BahriNews.id | Banggai Laut, Sulawesi Tengah – 31 Juli 2025
Kebijakan kepegawaian Dinas Pendidikan dan Kebudayaan (DIKPORA) Kabupaten Banggai Laut kembali tercoreng. Kali ini, institusi yang seharusnya menjunjung integritas birokrasi itu dinilai tunduk pada intervensi Kepala Desa Tintingo, Badawin Sepole, yang diduga secara sepihak memaksakan pemberhentian Rasmin A. Timbangge—seorang tenaga administrasi yang telah mengabdi sejak 2009.
Pemutusan Surat Keputusan (SK) honorer daerah milik Rasmin tidak hanya mengabaikan prosedur yang sah, tapi juga mencoreng wajah birokrasi daerah. Tanpa evaluasi, tanpa klarifikasi, dan tanpa perlindungan hukum, DIKPORA justru memperkuat keputusan sepihak Kepala Desa dengan tidak memperpanjang masa kerja Rasmin. Padahal, yang bersangkutan telah tercatat dalam sistem pendataan nasional tenaga non-ASN di bawah Kementerian PAN-RB.
> “Saya hanya ingin tahu, apa salah saya hingga diberhentikan begitu saja? Selama ini saya hanya bekerja dan mengabdi,” ungkap Rasmin dengan mata berkaca.
Tindakan Sepihak = Pelanggaran Sistemik
Keputusan mendadak ini bukan sekadar malpraktik administratif, tetapi juga mengindikasikan pelanggaran serius terhadap UU No. 5 Tahun 2014 tentang ASN serta PP No. 49 Tahun 2018 tentang manajemen PPPK. Keduanya menegaskan pentingnya asas keadilan, akuntabilitas, dan non-diskriminasi dalam tata kelola kepegawaian.
“Ini contoh konkret bagaimana birokrasi bisa dibajak oleh kekuasaan lokal.

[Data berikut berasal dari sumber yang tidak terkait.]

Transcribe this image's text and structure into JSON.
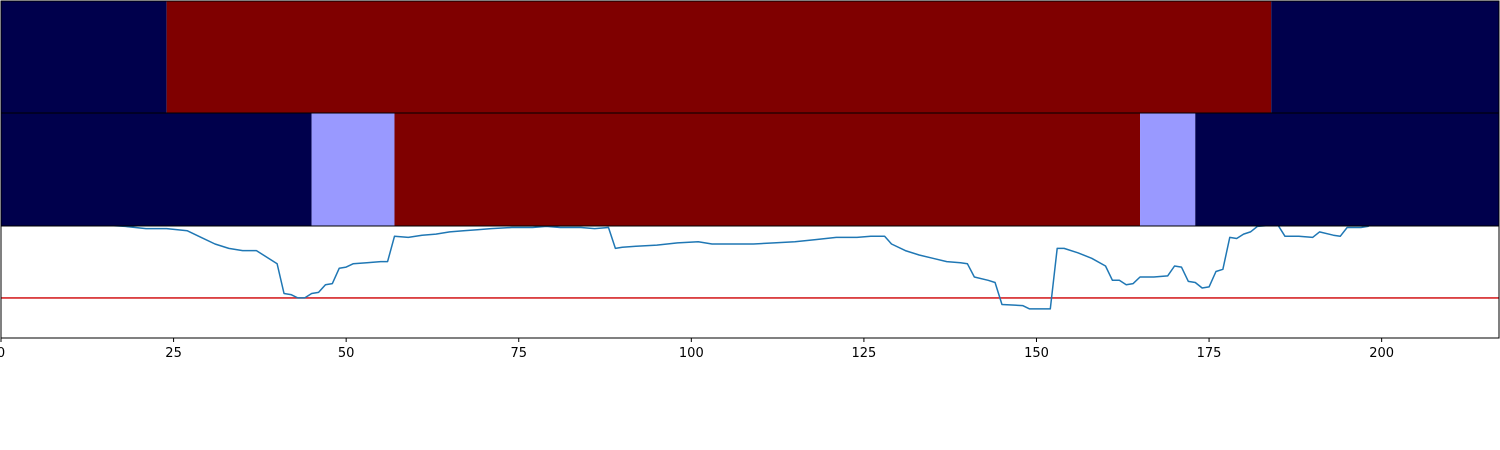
{
  "colors": {
    "background": "#ffffff",
    "panel_border": "#000000",
    "state_high": "#7f0000",
    "state_low": "#00004c",
    "state_mid": "#9999ff",
    "line": "#1f77b4",
    "threshold": "#d62728"
  },
  "chart_data": {
    "type": "line",
    "title": "",
    "xlabel": "",
    "ylabel": "",
    "xlim": [
      0,
      217
    ],
    "ylim": [
      0,
      1
    ],
    "x_ticks": [
      0,
      25,
      50,
      75,
      100,
      125,
      150,
      175,
      200
    ],
    "x_tick_labels": [
      "0",
      "25",
      "50",
      "75",
      "100",
      "125",
      "150",
      "175",
      "200"
    ],
    "grid": false,
    "legend": "none",
    "bands": [
      {
        "name": "",
        "segments": [
          {
            "start": 0,
            "end": 24,
            "state": "low"
          },
          {
            "start": 24,
            "end": 184,
            "state": "high"
          },
          {
            "start": 184,
            "end": 217,
            "state": "low"
          }
        ]
      },
      {
        "name": "",
        "segments": [
          {
            "start": 0,
            "end": 45,
            "state": "low"
          },
          {
            "start": 45,
            "end": 57,
            "state": "mid"
          },
          {
            "start": 57,
            "end": 165,
            "state": "high"
          },
          {
            "start": 165,
            "end": 173,
            "state": "mid"
          },
          {
            "start": 173,
            "end": 217,
            "state": "low"
          }
        ]
      }
    ],
    "threshold": 0.31,
    "series": [
      {
        "name": "",
        "points": [
          [
            0,
            0.99
          ],
          [
            3,
            0.99
          ],
          [
            6,
            1.0
          ],
          [
            9,
            0.99
          ],
          [
            12,
            0.98
          ],
          [
            15,
            0.97
          ],
          [
            18,
            0.96
          ],
          [
            21,
            0.94
          ],
          [
            24,
            0.94
          ],
          [
            27,
            0.92
          ],
          [
            29,
            0.86
          ],
          [
            31,
            0.8
          ],
          [
            33,
            0.76
          ],
          [
            35,
            0.74
          ],
          [
            37,
            0.74
          ],
          [
            39,
            0.66
          ],
          [
            40,
            0.62
          ],
          [
            41,
            0.35
          ],
          [
            42,
            0.34
          ],
          [
            43,
            0.31
          ],
          [
            44,
            0.31
          ],
          [
            45,
            0.35
          ],
          [
            46,
            0.36
          ],
          [
            47,
            0.43
          ],
          [
            48,
            0.44
          ],
          [
            49,
            0.58
          ],
          [
            50,
            0.59
          ],
          [
            51,
            0.62
          ],
          [
            53,
            0.63
          ],
          [
            55,
            0.64
          ],
          [
            56,
            0.64
          ],
          [
            57,
            0.87
          ],
          [
            59,
            0.86
          ],
          [
            61,
            0.88
          ],
          [
            63,
            0.89
          ],
          [
            65,
            0.91
          ],
          [
            67,
            0.92
          ],
          [
            69,
            0.93
          ],
          [
            71,
            0.94
          ],
          [
            74,
            0.95
          ],
          [
            77,
            0.95
          ],
          [
            79,
            0.96
          ],
          [
            81,
            0.95
          ],
          [
            84,
            0.95
          ],
          [
            86,
            0.94
          ],
          [
            88,
            0.95
          ],
          [
            89,
            0.76
          ],
          [
            90,
            0.77
          ],
          [
            92,
            0.78
          ],
          [
            95,
            0.79
          ],
          [
            98,
            0.81
          ],
          [
            101,
            0.82
          ],
          [
            103,
            0.8
          ],
          [
            106,
            0.8
          ],
          [
            109,
            0.8
          ],
          [
            112,
            0.81
          ],
          [
            115,
            0.82
          ],
          [
            118,
            0.84
          ],
          [
            121,
            0.86
          ],
          [
            124,
            0.86
          ],
          [
            126,
            0.87
          ],
          [
            128,
            0.87
          ],
          [
            129,
            0.8
          ],
          [
            131,
            0.74
          ],
          [
            133,
            0.7
          ],
          [
            135,
            0.67
          ],
          [
            137,
            0.64
          ],
          [
            139,
            0.63
          ],
          [
            140,
            0.62
          ],
          [
            141,
            0.5
          ],
          [
            143,
            0.47
          ],
          [
            144,
            0.45
          ],
          [
            145,
            0.25
          ],
          [
            148,
            0.24
          ],
          [
            149,
            0.21
          ],
          [
            151,
            0.21
          ],
          [
            152,
            0.21
          ],
          [
            153,
            0.76
          ],
          [
            154,
            0.76
          ],
          [
            156,
            0.72
          ],
          [
            158,
            0.67
          ],
          [
            160,
            0.6
          ],
          [
            161,
            0.47
          ],
          [
            162,
            0.47
          ],
          [
            163,
            0.43
          ],
          [
            164,
            0.44
          ],
          [
            165,
            0.5
          ],
          [
            167,
            0.5
          ],
          [
            169,
            0.51
          ],
          [
            170,
            0.6
          ],
          [
            171,
            0.59
          ],
          [
            172,
            0.46
          ],
          [
            173,
            0.45
          ],
          [
            174,
            0.4
          ],
          [
            175,
            0.41
          ],
          [
            176,
            0.55
          ],
          [
            177,
            0.57
          ],
          [
            178,
            0.86
          ],
          [
            179,
            0.85
          ],
          [
            180,
            0.89
          ],
          [
            181,
            0.91
          ],
          [
            182,
            0.96
          ],
          [
            184,
            0.97
          ],
          [
            185,
            0.97
          ],
          [
            186,
            0.87
          ],
          [
            188,
            0.87
          ],
          [
            190,
            0.86
          ],
          [
            191,
            0.91
          ],
          [
            193,
            0.88
          ],
          [
            194,
            0.87
          ],
          [
            195,
            0.95
          ],
          [
            197,
            0.95
          ],
          [
            198,
            0.96
          ],
          [
            199,
            0.99
          ],
          [
            201,
            0.99
          ],
          [
            203,
            1.0
          ],
          [
            206,
            1.0
          ],
          [
            209,
            1.0
          ],
          [
            212,
            1.0
          ],
          [
            215,
            1.0
          ],
          [
            217,
            1.0
          ]
        ]
      }
    ]
  }
}
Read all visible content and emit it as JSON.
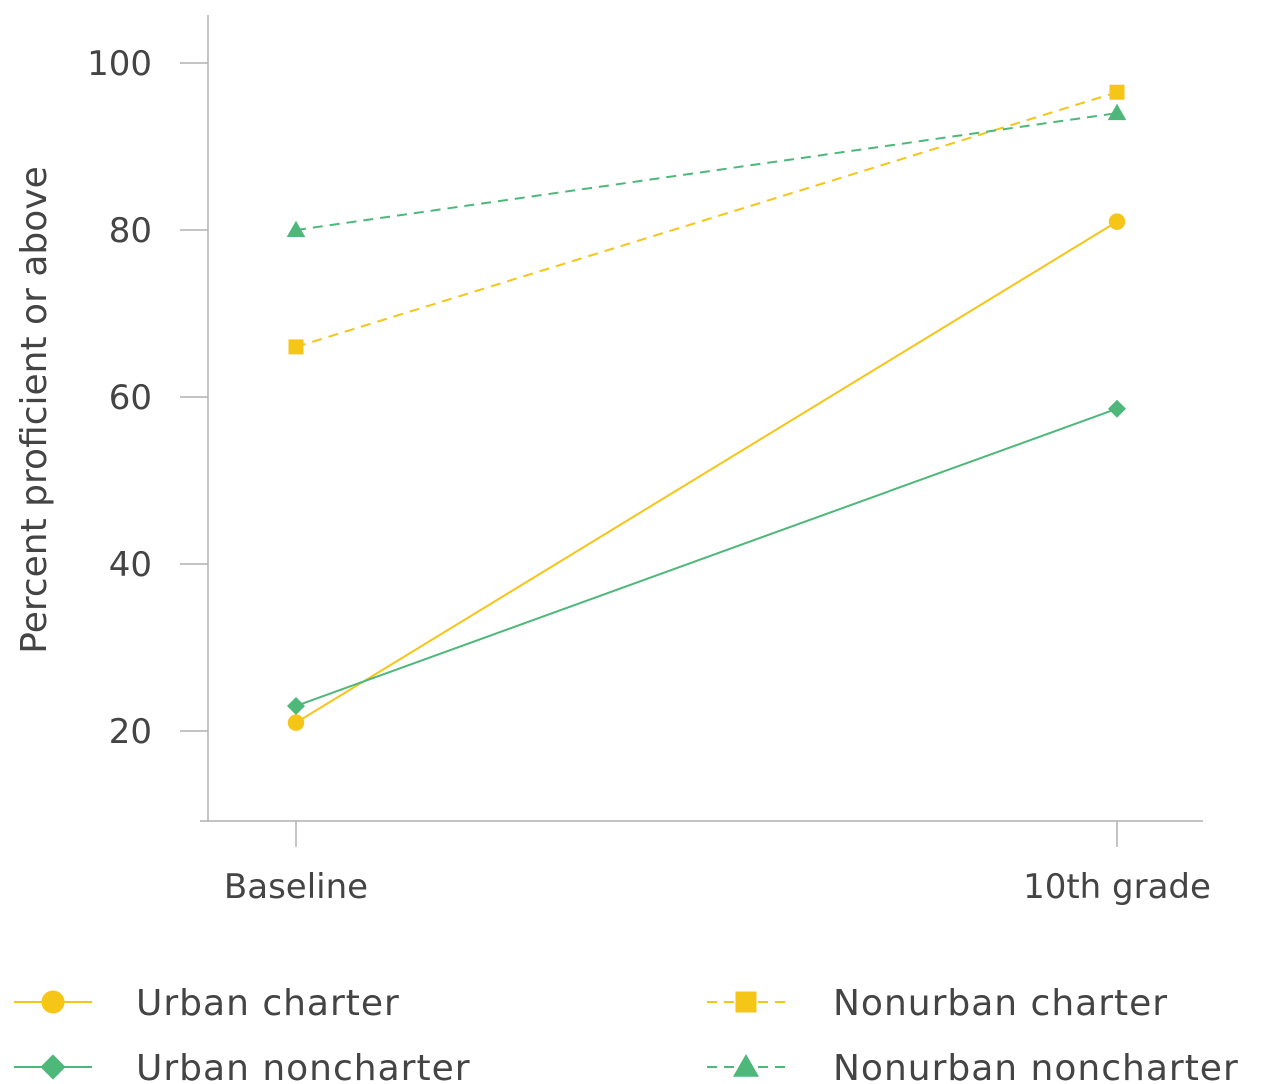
{
  "chart_data": {
    "type": "line",
    "categories": [
      "Baseline",
      "10th grade"
    ],
    "ylabel": "Percent proficient or above",
    "xlabel": "",
    "ylim": [
      10,
      105
    ],
    "yticks": [
      20,
      40,
      60,
      80,
      100
    ],
    "grid": false,
    "legend_position": "bottom",
    "series": [
      {
        "name": "Urban charter",
        "values": [
          21,
          81
        ],
        "color": "#F5C518",
        "dash": "solid",
        "marker": "circle"
      },
      {
        "name": "Urban noncharter",
        "values": [
          23,
          58.6
        ],
        "color": "#4DB87A",
        "dash": "solid",
        "marker": "diamond"
      },
      {
        "name": "Nonurban charter",
        "values": [
          66,
          96.5
        ],
        "color": "#F5C518",
        "dash": "dashed",
        "marker": "square"
      },
      {
        "name": "Nonurban noncharter",
        "values": [
          80,
          94
        ],
        "color": "#4DB87A",
        "dash": "dashed",
        "marker": "triangle"
      }
    ]
  }
}
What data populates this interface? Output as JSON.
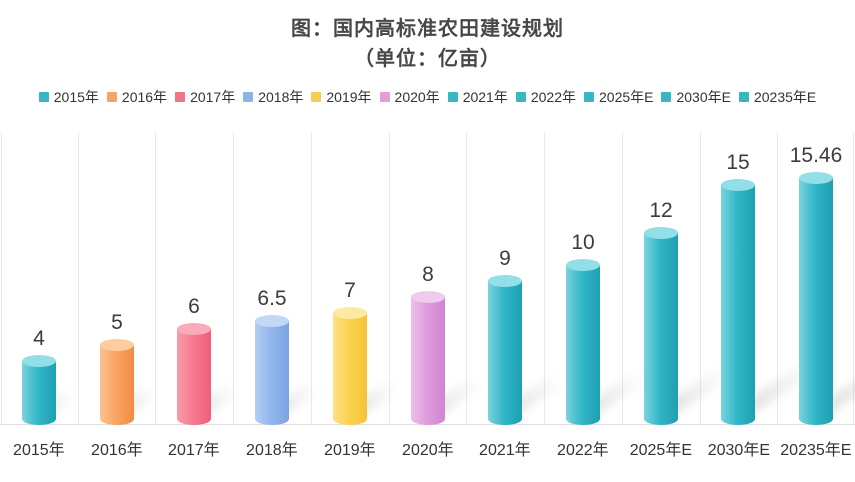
{
  "title": {
    "line1": "图：国内高标准农田建设规划",
    "line2": "（单位：亿亩）"
  },
  "legend": {
    "items": [
      {
        "label": "2015年",
        "color": "#3ab6c3"
      },
      {
        "label": "2016年",
        "color": "#f3a468"
      },
      {
        "label": "2017年",
        "color": "#ef7588"
      },
      {
        "label": "2018年",
        "color": "#90b3e6"
      },
      {
        "label": "2019年",
        "color": "#f6cd52"
      },
      {
        "label": "2020年",
        "color": "#e59cd7"
      },
      {
        "label": "2021年",
        "color": "#3ab6c3"
      },
      {
        "label": "2022年",
        "color": "#3ab6c3"
      },
      {
        "label": "2025年E",
        "color": "#3ab6c3"
      },
      {
        "label": "2030年E",
        "color": "#3ab6c3"
      },
      {
        "label": "20235年E",
        "color": "#3ab6c3"
      }
    ]
  },
  "chart_data": {
    "type": "bar",
    "title": "图：国内高标准农田建设规划",
    "subtitle": "（单位：亿亩）",
    "unit": "亿亩",
    "bar_style": "3d-cylinder",
    "legend_position": "top",
    "grid": "vertical category separators only",
    "ylim": [
      0,
      18
    ],
    "categories": [
      "2015年",
      "2016年",
      "2017年",
      "2018年",
      "2019年",
      "2020年",
      "2021年",
      "2022年",
      "2025年E",
      "2030年E",
      "20235年E"
    ],
    "values": [
      4,
      5,
      6,
      6.5,
      7,
      8,
      9,
      10,
      12,
      15,
      15.46
    ],
    "value_labels": [
      "4",
      "5",
      "6",
      "6.5",
      "7",
      "8",
      "9",
      "10",
      "12",
      "15",
      "15.46"
    ],
    "colors": [
      {
        "light": "#7ad3de",
        "mid": "#30b6c6",
        "dark": "#1e9fb2",
        "top": "#92dfe7"
      },
      {
        "light": "#fcc18e",
        "mid": "#f9a562",
        "dark": "#f08c43",
        "top": "#fbcda1"
      },
      {
        "light": "#f89cab",
        "mid": "#f4798e",
        "dark": "#ee5f78",
        "top": "#f8abb8"
      },
      {
        "light": "#b3cdf4",
        "mid": "#92b6ec",
        "dark": "#7ba3e2",
        "top": "#c3d8f7"
      },
      {
        "light": "#fde08a",
        "mid": "#fbd24e",
        "dark": "#f5c335",
        "top": "#fde9a1"
      },
      {
        "light": "#ecc0e9",
        "mid": "#df9cdc",
        "dark": "#d383cf",
        "top": "#f0cbee"
      },
      {
        "light": "#7ad3de",
        "mid": "#30b6c6",
        "dark": "#1e9fb2",
        "top": "#92dfe7"
      },
      {
        "light": "#7ad3de",
        "mid": "#30b6c6",
        "dark": "#1e9fb2",
        "top": "#92dfe7"
      },
      {
        "light": "#7ad3de",
        "mid": "#30b6c6",
        "dark": "#1e9fb2",
        "top": "#92dfe7"
      },
      {
        "light": "#7ad3de",
        "mid": "#30b6c6",
        "dark": "#1e9fb2",
        "top": "#92dfe7"
      },
      {
        "light": "#7ad3de",
        "mid": "#30b6c6",
        "dark": "#1e9fb2",
        "top": "#92dfe7"
      }
    ]
  }
}
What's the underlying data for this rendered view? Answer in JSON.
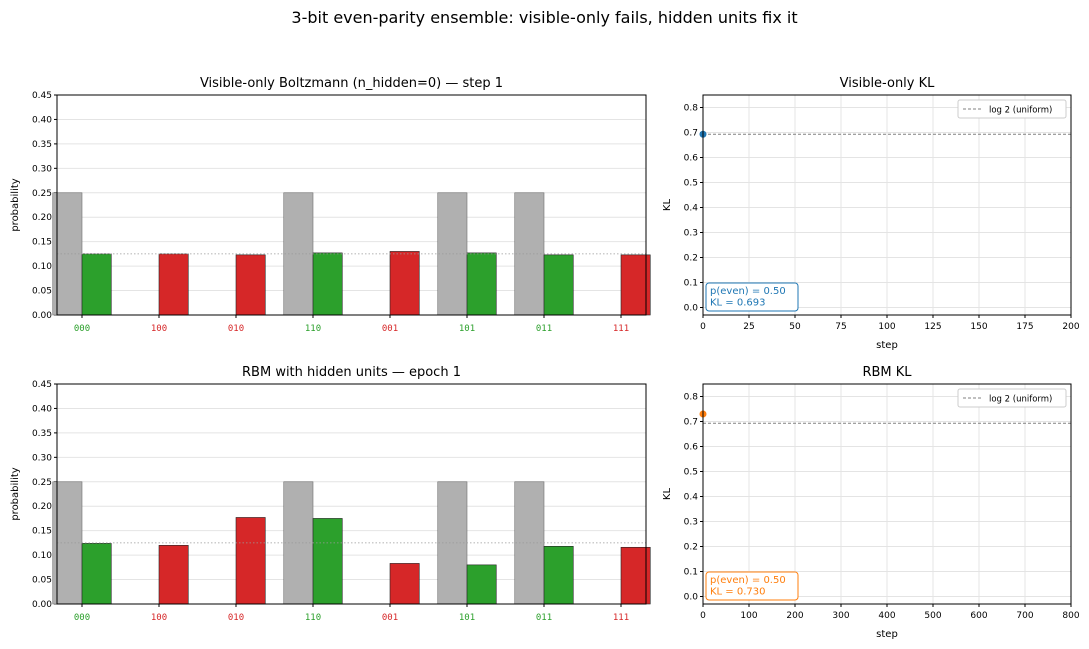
{
  "figure_title": "3-bit even-parity ensemble: visible-only fails, hidden units fix it",
  "colors": {
    "target": "#b0b0b0",
    "even": "#2ca02c",
    "odd": "#d62728",
    "visible_kl": "#1f77b4",
    "rbm_kl": "#ff7f0e",
    "reference": "#808080"
  },
  "chart_data": [
    {
      "type": "bar",
      "title": "Visible-only Boltzmann (n_hidden=0)  —  step 1",
      "ylabel": "probability",
      "xlabel": "",
      "ylim": [
        0,
        0.45
      ],
      "yticks": [
        "0.00",
        "0.05",
        "0.10",
        "0.15",
        "0.20",
        "0.25",
        "0.30",
        "0.35",
        "0.40",
        "0.45"
      ],
      "categories": [
        "000",
        "100",
        "010",
        "110",
        "001",
        "101",
        "011",
        "111"
      ],
      "category_parity": [
        "even",
        "odd",
        "odd",
        "even",
        "odd",
        "even",
        "even",
        "odd"
      ],
      "target": [
        0.25,
        0,
        0,
        0.25,
        0,
        0.25,
        0.25,
        0
      ],
      "model": [
        0.125,
        0.125,
        0.123,
        0.127,
        0.13,
        0.127,
        0.123,
        0.123
      ],
      "uniform_line": 0.125,
      "grid": "y"
    },
    {
      "type": "line",
      "title": "Visible-only KL",
      "xlabel": "step",
      "ylabel": "KL",
      "xlim": [
        0,
        200
      ],
      "ylim": [
        -0.03,
        0.85
      ],
      "xticks": [
        "0",
        "25",
        "50",
        "75",
        "100",
        "125",
        "150",
        "175",
        "200"
      ],
      "yticks": [
        "0.0",
        "0.1",
        "0.2",
        "0.3",
        "0.4",
        "0.5",
        "0.6",
        "0.7",
        "0.8"
      ],
      "reference": {
        "label": "log 2 (uniform)",
        "y": 0.693
      },
      "series": [
        {
          "x": [
            0
          ],
          "y": [
            0.693
          ]
        }
      ],
      "annotation": [
        "p(even) = 0.50",
        "KL = 0.693"
      ],
      "legend": "top-right",
      "grid": true
    },
    {
      "type": "bar",
      "title": "RBM with hidden units  —  epoch 1",
      "ylabel": "probability",
      "xlabel": "",
      "ylim": [
        0,
        0.45
      ],
      "yticks": [
        "0.00",
        "0.05",
        "0.10",
        "0.15",
        "0.20",
        "0.25",
        "0.30",
        "0.35",
        "0.40",
        "0.45"
      ],
      "categories": [
        "000",
        "100",
        "010",
        "110",
        "001",
        "101",
        "011",
        "111"
      ],
      "category_parity": [
        "even",
        "odd",
        "odd",
        "even",
        "odd",
        "even",
        "even",
        "odd"
      ],
      "target": [
        0.25,
        0,
        0,
        0.25,
        0,
        0.25,
        0.25,
        0
      ],
      "model": [
        0.124,
        0.12,
        0.177,
        0.175,
        0.083,
        0.08,
        0.118,
        0.116
      ],
      "uniform_line": 0.125,
      "grid": "y"
    },
    {
      "type": "line",
      "title": "RBM KL",
      "xlabel": "step",
      "ylabel": "KL",
      "xlim": [
        0,
        800
      ],
      "ylim": [
        -0.03,
        0.85
      ],
      "xticks": [
        "0",
        "100",
        "200",
        "300",
        "400",
        "500",
        "600",
        "700",
        "800"
      ],
      "yticks": [
        "0.0",
        "0.1",
        "0.2",
        "0.3",
        "0.4",
        "0.5",
        "0.6",
        "0.7",
        "0.8"
      ],
      "reference": {
        "label": "log 2 (uniform)",
        "y": 0.693
      },
      "series": [
        {
          "x": [
            0
          ],
          "y": [
            0.73
          ]
        }
      ],
      "annotation": [
        "p(even) = 0.50",
        "KL = 0.730"
      ],
      "legend": "top-right",
      "grid": true
    }
  ]
}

DIKPORA Banggai Laut telah gagal menjaga independensi dan integritasnya. Ini adalah alarm bahaya bagi sistem kepegawaian kita,” tegas salah satu aktivis pemerhati kebijakan publik di Banggai Laut.
Desakan Publik: Bongkar Skandal, Pulihkan Keadilan
Kasus ini telah menyulut kemarahan publik. Sorotan tajam dari media dan masyarakat menuntut tanggung jawab penuh dari DIKPORA Banggai Laut dan investigasi atas tindakan Kepala Desa Badawin Sepole. Berikut poin-poin desakan yang digaungkan secara massif:
Investigasi Independen: Harus dilakukan penyelidikan menyeluruh atas proses pemberhentian Rasmin, termasuk kemungkinan pelanggaran hukum oleh pejabat desa dan dinas terkait.
Pemulihan Status Tanpa Syarat: Rasmin A. Timbangge harus segera dikembalikan ke posisinya dan hak-haknya dipulihkan.
Penjatuhan Sanksi Tegas: Jika terbukti ada penyalahgunaan wewenang atau kelalaian prosedural, pelakunya harus dikenai sanksi administratif maupun pidana.
Perlindungan Sistemik untuk Honorer: Pemerintah wajib menjamin nasib seluruh tenaga honorer yang telah terdata nasional dari intervensi liar pihak-pihak lokal.
Evaluasi Total Prosedur DIKPORA: Proses rekrutmen, evaluasi, dan pemberhentian honorer harus diproteksi dari pengaruh politik lokal dan harus berbasis merit.
Apakah Pemerintah Daerah Akan Tunduk atau Bertindak Tegas?
Kasus Rasmin adalah simbol dari konflik antara birokrasi rasional dan kekuasaan lokal yang rakus. Jika dibiarkan, bukan tidak mungkin tenaga honorer lainnya akan menjadi korban berikutnya.
Masyarakat menuntut sikap tegas dari Bupati Banggai Laut dan Kepala Dinas DIKPORA. Jika tidak ada langkah konkret, bukan hanya kepercayaan publik yang ambruk—tapi juga kredibilitas seluruh sistem kepegawaian non-ASN di daerah tersebut. (SB)
BahriNews.id akan terus mengawal kasus ini hingga keadilan ditegakkan.